Он сказал, что уже много лет был – и, честно говоря, посейчас остается – влюблен в эту картину. Он уже не понимает, во что или в кого – в картину или в девушку, изображенную на ней. Когда он увидел ее впервые, он разлюбил свою жену. Попытался жениться еще раз – неудачно. Эта картина все время стояла у него перед глазами. Его чаровала эта проклятая раздвоенность, рассказывал он, нарочно отвернувшись от картины и глядя в окно. О, это страшное сочетание девичьей чистоты ее лица, платья, цветов – и рокового, низменного влечения в ее глазах! Он сказал, что даже не мог завести себе подружку или спать с проститутками. В милой благовоспитанной девушке из хорошей католической семьи он тут же видел похотливую распутницу, а в дешевой шлюхе или богемной нимфоманке – чистое, невинное беззаботное дитя. Это ужасно. И вот теперь, когда он, впервые за столько лет, наконец встретил красивую, милую, добрую, во всех отношениях достойную женщину – эта проклятая картинка встала между ними…
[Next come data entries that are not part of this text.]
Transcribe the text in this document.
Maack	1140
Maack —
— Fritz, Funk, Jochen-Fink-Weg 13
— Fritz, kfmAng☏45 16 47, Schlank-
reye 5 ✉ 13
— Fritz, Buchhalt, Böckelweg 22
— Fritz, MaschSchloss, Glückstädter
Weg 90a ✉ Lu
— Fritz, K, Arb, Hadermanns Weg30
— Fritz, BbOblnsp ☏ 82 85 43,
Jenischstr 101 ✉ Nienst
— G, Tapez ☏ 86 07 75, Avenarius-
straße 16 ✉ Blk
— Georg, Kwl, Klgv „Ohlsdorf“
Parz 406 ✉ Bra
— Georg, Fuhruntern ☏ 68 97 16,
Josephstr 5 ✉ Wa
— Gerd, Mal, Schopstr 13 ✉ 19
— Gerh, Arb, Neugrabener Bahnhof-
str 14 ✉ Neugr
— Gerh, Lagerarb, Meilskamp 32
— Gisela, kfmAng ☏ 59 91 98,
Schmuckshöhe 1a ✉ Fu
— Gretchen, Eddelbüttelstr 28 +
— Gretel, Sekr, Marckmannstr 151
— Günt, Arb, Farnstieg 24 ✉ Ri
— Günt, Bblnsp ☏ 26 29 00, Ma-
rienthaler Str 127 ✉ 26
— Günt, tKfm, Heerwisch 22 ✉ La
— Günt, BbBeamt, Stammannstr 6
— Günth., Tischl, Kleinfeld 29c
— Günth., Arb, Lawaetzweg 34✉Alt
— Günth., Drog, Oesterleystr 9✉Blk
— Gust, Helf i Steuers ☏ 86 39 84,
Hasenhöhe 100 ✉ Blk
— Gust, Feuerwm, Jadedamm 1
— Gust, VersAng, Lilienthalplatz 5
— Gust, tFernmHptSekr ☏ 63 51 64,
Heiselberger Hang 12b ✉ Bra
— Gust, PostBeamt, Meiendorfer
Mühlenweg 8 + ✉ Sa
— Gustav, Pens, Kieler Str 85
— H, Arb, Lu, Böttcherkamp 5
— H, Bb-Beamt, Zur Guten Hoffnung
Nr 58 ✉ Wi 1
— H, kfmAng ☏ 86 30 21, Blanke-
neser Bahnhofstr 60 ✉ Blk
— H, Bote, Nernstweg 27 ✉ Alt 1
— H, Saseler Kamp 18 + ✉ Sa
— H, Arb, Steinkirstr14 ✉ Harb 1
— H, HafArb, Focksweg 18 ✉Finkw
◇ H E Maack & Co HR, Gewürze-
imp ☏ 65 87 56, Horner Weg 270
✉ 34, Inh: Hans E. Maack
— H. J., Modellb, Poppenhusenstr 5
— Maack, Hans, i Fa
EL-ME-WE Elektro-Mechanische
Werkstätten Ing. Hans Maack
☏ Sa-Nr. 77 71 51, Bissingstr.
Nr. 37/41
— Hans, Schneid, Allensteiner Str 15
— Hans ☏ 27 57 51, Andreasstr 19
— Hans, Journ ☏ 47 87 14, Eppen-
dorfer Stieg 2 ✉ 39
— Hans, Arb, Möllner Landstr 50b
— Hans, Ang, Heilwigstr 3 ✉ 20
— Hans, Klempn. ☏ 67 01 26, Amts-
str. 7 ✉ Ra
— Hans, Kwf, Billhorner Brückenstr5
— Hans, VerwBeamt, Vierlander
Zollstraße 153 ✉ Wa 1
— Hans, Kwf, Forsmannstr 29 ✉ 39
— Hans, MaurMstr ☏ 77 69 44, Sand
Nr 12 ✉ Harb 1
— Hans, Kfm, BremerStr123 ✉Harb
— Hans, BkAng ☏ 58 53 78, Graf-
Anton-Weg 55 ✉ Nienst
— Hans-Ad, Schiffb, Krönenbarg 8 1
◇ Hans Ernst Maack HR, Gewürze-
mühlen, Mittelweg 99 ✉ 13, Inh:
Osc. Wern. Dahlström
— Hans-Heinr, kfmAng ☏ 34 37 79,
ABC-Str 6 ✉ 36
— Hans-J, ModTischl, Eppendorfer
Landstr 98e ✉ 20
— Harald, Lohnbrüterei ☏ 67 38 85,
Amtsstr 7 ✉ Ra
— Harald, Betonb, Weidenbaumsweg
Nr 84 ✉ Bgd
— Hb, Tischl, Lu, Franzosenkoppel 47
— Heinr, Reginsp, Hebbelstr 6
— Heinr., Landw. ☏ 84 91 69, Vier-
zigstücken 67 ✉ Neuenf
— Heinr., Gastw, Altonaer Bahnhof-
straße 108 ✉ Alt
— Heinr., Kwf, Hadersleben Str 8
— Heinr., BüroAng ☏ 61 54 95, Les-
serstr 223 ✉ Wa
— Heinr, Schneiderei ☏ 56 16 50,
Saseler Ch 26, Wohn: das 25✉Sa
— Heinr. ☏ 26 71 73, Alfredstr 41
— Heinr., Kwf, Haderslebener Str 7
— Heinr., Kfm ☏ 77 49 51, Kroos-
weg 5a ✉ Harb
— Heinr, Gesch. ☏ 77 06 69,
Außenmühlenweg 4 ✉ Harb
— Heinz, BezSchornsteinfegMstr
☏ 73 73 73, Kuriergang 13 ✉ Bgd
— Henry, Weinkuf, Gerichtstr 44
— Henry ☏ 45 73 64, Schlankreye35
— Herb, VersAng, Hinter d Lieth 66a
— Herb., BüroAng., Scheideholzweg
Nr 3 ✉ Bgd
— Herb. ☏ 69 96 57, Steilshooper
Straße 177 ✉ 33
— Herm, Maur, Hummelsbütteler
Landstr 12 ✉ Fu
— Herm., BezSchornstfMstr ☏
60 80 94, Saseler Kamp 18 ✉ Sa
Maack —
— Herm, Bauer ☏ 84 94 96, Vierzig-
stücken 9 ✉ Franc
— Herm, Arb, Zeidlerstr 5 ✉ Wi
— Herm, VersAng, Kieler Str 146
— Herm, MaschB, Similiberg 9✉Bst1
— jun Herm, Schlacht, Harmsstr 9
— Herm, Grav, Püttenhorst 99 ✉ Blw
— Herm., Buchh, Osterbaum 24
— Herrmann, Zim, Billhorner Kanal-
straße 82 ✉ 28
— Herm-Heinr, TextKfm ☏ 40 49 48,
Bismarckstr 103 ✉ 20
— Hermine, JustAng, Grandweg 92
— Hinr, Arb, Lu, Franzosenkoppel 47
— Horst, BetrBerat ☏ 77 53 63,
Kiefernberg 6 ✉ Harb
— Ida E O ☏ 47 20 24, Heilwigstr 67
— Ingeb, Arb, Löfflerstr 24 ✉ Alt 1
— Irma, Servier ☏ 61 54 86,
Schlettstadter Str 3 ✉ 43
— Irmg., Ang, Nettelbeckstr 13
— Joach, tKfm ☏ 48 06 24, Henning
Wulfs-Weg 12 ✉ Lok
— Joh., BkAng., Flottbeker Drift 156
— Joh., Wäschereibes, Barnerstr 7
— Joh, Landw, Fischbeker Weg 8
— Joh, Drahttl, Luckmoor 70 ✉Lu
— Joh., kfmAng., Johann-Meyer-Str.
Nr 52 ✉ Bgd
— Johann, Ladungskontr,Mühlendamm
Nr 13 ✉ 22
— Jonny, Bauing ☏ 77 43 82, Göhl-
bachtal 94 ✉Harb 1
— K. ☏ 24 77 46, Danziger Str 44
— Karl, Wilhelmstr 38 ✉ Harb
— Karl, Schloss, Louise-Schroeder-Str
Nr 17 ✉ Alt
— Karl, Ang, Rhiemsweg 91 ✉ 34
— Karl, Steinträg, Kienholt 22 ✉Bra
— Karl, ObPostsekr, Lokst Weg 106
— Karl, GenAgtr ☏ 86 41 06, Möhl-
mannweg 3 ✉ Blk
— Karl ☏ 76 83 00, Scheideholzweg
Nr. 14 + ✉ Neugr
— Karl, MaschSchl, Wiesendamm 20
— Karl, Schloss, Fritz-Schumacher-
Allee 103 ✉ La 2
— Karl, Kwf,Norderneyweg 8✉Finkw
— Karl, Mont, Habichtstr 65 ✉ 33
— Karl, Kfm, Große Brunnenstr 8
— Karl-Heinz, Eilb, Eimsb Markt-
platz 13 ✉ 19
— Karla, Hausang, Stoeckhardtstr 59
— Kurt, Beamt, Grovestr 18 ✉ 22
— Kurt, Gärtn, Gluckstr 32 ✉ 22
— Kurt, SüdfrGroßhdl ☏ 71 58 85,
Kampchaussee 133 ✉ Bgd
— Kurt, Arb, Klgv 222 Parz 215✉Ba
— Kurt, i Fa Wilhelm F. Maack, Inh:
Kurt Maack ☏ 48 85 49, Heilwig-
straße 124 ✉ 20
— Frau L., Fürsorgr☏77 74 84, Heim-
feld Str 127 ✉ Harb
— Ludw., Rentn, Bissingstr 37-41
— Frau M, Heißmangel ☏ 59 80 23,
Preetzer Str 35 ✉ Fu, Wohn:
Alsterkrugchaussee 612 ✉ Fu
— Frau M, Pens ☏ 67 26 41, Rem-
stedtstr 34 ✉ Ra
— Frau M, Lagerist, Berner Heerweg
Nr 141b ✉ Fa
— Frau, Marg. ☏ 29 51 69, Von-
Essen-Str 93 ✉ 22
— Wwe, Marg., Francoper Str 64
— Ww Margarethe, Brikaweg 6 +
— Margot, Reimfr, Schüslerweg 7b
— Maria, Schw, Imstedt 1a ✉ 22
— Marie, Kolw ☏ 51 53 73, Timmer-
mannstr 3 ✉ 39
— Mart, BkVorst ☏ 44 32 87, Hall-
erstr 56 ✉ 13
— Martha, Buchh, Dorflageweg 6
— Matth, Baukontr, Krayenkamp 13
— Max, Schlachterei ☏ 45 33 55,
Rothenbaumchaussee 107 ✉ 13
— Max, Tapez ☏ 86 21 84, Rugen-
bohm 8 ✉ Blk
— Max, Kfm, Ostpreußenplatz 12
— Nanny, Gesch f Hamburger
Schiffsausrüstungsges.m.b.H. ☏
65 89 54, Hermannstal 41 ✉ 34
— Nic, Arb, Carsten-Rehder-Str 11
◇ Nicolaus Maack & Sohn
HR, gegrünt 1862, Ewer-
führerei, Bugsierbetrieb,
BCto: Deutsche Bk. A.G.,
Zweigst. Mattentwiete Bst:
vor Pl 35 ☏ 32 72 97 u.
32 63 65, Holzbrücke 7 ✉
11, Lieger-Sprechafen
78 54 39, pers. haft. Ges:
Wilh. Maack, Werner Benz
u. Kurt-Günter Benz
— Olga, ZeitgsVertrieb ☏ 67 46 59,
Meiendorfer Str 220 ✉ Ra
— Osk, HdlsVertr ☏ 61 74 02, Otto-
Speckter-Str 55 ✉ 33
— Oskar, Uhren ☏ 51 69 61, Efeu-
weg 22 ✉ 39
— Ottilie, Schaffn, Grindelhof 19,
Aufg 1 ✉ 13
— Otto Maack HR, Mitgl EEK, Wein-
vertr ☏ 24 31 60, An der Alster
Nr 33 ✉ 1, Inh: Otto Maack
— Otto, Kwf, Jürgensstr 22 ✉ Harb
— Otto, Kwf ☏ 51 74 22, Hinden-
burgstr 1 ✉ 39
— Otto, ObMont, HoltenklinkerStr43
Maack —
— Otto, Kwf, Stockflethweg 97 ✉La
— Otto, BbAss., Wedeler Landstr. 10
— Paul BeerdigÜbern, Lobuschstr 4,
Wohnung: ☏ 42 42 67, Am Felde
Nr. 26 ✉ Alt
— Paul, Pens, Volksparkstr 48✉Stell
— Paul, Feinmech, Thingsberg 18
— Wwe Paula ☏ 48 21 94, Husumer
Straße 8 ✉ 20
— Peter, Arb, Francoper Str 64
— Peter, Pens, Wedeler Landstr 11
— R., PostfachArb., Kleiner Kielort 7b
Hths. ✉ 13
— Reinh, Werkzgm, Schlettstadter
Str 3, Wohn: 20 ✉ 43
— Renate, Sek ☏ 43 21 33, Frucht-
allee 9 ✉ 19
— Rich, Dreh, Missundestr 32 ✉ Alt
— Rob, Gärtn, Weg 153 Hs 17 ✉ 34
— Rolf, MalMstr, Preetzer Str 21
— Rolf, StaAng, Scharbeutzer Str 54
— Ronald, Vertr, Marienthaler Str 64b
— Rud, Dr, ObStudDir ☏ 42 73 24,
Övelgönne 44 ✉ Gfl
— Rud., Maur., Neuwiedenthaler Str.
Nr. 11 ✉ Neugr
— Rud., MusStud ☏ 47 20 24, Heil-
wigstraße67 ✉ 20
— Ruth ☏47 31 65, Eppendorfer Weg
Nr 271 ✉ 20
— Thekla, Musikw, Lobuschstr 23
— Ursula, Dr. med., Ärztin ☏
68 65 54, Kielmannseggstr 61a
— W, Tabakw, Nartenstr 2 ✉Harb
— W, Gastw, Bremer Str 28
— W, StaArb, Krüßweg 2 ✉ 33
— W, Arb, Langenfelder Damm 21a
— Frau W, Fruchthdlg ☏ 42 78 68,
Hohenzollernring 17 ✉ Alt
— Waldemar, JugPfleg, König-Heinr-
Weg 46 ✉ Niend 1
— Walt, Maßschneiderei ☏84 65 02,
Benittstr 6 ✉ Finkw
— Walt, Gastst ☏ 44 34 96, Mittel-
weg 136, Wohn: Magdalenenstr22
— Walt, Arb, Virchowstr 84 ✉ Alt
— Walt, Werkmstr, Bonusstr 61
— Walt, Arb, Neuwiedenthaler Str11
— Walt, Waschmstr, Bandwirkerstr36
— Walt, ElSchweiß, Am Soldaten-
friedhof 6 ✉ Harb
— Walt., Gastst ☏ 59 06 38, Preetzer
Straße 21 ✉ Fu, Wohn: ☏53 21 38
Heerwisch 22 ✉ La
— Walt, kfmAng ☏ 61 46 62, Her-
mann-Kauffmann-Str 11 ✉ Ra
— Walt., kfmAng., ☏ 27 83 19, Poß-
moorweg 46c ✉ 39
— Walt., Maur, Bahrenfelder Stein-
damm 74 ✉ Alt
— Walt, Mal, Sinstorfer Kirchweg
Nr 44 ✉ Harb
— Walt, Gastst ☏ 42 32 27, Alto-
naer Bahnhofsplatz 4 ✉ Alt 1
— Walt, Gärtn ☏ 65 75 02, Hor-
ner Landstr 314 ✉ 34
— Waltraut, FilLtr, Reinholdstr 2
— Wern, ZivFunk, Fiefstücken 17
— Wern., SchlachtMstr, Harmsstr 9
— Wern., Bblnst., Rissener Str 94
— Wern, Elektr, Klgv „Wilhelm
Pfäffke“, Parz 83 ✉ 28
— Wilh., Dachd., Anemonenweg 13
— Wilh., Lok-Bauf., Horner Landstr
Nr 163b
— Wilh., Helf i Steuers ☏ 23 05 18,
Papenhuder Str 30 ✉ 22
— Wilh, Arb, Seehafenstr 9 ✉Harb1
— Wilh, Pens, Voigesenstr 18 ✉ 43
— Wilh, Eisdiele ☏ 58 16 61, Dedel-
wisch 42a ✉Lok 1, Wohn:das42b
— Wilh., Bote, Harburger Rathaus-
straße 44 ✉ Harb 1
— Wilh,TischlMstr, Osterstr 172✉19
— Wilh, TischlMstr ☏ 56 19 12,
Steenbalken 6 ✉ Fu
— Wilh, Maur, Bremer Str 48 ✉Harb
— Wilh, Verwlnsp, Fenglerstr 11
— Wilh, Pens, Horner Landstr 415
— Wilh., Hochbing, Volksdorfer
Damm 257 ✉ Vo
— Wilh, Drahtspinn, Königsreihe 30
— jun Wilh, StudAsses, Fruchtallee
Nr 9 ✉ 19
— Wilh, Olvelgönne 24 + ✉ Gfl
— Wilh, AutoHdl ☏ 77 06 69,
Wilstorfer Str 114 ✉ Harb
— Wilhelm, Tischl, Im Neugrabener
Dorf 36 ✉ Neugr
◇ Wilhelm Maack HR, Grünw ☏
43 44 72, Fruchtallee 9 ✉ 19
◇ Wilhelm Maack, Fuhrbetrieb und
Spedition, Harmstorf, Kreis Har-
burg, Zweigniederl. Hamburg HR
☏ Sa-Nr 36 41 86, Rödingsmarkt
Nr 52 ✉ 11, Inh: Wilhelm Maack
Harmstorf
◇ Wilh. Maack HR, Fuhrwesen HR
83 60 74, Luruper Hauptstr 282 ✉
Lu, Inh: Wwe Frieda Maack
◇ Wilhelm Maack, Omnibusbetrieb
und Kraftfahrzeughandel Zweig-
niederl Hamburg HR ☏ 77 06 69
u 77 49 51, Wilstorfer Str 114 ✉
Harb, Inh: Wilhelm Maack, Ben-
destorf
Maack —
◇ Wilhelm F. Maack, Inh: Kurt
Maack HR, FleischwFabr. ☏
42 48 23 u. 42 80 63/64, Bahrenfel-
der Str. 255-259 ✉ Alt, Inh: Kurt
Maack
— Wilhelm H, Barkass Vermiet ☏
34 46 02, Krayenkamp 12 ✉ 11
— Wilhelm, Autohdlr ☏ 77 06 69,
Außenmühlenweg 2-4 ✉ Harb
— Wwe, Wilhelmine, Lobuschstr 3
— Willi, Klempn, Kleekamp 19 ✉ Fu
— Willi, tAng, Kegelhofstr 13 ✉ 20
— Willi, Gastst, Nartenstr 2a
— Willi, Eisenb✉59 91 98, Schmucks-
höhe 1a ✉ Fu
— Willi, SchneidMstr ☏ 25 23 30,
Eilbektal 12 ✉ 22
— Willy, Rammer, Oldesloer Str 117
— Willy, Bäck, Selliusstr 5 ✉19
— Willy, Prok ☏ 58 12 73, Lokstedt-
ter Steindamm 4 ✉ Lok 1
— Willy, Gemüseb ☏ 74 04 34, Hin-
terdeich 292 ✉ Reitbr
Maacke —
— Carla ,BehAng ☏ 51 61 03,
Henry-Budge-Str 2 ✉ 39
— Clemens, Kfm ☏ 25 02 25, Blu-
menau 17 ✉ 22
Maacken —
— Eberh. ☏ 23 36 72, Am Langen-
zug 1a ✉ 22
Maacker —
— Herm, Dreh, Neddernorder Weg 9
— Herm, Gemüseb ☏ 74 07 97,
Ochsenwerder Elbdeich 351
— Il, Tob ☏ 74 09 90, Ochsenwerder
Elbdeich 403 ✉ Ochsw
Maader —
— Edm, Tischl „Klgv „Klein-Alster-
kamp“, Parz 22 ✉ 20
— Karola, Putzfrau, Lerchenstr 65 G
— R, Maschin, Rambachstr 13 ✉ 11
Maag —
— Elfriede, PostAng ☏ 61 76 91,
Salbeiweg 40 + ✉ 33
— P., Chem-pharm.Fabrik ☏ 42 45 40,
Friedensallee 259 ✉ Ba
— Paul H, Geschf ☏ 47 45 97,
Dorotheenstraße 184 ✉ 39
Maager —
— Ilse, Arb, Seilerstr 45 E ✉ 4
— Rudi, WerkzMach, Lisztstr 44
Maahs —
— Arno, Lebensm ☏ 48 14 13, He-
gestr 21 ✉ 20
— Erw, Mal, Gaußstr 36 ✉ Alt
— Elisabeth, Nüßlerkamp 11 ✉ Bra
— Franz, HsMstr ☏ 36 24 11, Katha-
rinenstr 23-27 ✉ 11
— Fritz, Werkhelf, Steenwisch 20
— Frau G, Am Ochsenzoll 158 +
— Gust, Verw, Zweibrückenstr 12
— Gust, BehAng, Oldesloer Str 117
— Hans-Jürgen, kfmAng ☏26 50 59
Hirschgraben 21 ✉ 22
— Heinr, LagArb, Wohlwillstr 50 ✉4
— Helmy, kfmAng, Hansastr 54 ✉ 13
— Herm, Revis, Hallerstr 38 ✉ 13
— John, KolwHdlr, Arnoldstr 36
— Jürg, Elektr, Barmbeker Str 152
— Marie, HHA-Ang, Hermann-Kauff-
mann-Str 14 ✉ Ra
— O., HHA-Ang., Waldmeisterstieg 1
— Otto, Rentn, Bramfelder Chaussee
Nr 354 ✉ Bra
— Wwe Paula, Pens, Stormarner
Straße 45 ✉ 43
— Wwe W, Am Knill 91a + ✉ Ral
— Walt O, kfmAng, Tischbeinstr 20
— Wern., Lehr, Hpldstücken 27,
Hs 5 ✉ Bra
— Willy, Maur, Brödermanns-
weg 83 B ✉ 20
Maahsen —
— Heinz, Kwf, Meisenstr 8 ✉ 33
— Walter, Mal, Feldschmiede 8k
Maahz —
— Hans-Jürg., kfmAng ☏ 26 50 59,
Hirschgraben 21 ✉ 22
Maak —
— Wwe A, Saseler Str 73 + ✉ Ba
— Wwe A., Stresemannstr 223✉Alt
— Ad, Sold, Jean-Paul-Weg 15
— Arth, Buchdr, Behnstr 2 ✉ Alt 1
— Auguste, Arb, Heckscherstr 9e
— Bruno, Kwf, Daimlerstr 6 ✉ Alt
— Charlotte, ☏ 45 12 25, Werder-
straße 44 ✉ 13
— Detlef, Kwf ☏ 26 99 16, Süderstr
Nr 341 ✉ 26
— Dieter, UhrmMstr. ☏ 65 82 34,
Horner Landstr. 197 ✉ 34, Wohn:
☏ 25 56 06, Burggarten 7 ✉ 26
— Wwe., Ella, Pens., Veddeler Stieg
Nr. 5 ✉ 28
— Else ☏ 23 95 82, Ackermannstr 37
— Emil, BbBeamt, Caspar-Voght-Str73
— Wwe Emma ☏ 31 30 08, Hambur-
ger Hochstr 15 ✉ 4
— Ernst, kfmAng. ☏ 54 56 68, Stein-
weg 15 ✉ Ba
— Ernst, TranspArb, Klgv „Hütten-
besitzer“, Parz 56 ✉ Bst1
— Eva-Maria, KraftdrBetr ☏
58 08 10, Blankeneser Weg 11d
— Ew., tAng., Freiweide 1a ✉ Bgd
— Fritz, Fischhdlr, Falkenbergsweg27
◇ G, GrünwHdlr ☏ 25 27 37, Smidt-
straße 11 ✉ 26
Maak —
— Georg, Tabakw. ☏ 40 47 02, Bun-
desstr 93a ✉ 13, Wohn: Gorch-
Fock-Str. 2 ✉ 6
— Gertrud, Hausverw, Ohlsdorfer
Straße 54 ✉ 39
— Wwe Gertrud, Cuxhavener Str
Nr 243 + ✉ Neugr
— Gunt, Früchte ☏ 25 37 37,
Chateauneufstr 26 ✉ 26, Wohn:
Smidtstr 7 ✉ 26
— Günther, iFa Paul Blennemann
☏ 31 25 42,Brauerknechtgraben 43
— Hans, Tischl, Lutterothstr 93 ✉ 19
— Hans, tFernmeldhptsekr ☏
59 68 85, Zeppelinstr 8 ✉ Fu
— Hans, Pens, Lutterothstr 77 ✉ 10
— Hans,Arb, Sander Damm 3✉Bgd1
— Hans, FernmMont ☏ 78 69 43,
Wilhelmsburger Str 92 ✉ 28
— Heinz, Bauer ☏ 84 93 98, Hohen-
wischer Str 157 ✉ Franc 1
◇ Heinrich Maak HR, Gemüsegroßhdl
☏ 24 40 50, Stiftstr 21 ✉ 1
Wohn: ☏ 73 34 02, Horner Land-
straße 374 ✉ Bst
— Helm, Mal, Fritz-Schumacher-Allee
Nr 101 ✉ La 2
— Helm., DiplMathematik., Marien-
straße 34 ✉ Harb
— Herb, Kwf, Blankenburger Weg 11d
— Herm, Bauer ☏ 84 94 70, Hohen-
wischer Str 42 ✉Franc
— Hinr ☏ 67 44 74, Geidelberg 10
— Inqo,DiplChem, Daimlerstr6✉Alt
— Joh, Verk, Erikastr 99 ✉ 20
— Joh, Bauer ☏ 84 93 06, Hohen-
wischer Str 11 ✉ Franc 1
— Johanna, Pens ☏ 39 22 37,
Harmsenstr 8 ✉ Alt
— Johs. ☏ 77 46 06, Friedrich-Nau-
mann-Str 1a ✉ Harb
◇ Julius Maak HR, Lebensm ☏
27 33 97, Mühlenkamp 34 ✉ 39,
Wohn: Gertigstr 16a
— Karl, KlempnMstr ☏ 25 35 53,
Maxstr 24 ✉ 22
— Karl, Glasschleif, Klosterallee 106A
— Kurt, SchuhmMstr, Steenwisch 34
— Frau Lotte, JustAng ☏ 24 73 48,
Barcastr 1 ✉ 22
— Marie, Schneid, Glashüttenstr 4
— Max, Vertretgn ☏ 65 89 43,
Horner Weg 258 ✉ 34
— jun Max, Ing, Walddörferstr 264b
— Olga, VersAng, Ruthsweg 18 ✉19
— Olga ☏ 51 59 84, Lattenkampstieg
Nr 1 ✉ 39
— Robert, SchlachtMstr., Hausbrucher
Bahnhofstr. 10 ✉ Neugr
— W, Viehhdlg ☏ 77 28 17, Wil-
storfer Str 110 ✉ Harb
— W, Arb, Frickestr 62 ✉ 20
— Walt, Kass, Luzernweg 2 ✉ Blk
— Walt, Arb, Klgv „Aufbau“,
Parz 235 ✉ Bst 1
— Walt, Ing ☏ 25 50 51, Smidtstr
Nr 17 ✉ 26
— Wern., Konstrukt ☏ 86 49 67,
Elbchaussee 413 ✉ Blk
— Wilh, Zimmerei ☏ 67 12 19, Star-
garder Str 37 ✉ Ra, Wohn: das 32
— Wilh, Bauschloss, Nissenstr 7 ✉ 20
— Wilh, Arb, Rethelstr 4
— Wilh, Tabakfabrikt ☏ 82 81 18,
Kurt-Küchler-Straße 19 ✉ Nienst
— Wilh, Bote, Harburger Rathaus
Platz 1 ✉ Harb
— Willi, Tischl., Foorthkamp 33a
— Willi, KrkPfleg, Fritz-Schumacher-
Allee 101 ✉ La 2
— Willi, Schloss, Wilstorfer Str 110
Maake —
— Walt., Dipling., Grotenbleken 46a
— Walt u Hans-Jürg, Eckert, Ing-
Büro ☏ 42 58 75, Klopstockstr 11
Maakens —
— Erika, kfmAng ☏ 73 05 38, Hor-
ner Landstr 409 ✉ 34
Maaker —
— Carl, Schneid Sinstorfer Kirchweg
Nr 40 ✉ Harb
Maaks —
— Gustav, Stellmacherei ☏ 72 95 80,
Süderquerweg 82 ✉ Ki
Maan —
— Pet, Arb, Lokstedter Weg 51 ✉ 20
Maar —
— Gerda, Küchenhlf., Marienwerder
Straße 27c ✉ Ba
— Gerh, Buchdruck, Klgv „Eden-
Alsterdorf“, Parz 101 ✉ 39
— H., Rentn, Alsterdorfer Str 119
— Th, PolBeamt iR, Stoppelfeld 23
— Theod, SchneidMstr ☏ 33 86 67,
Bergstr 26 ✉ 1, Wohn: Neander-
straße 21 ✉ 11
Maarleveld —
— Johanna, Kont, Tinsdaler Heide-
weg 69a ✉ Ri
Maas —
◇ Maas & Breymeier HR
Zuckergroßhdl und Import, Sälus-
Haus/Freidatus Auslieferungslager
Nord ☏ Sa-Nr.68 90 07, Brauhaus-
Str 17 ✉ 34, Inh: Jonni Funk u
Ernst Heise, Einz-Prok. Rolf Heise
– Okhouyette, bliade! – громко сказала она.

– Pardon? – не понял он.

– Ceci est en russe, – объяснила она. – Cela signifie: la vie est incroyable.

– Oui, – сказал он, а в уме добавил: – Kazhetsa, ona menia ne ouznala.

Дальние свиданиябуквально на днях

В тот вечер актер Митя Данилов был в ударе: рассказывал анекдоты и смешные случаи из жизни, изображал разных деятелей и даже говорил что-то умное про политику; у него даже это получалось. В общем, веселил, развлекал и занимал компанию. Компания была большая, кое-кто и незнакомый. Все хохотали и даже аплодировали.

Там была одна молодая женщина, довольно красивая. Данилов ее первый раз видел. Золотистые волосы, а глаза – темно-карие, с золотыми искорками.

– У вас выдающийся артистический талант! – сказала она, когда все расходились и толпились в прихожей. – Очень приятно познакомиться. Алиса Трофимова меня зовут. Критик и теоретик театра.

– Спасибо, – сказал Данилов. – А меня Митя Данилов. Насчет «выдающегося» вы, конечно, загнули. Я себе цену знаю. Что и позволяет спокойно жить, ха-ха-ха. Хотя, конечно, приятно такое слышать! – и он поцеловал ей руку.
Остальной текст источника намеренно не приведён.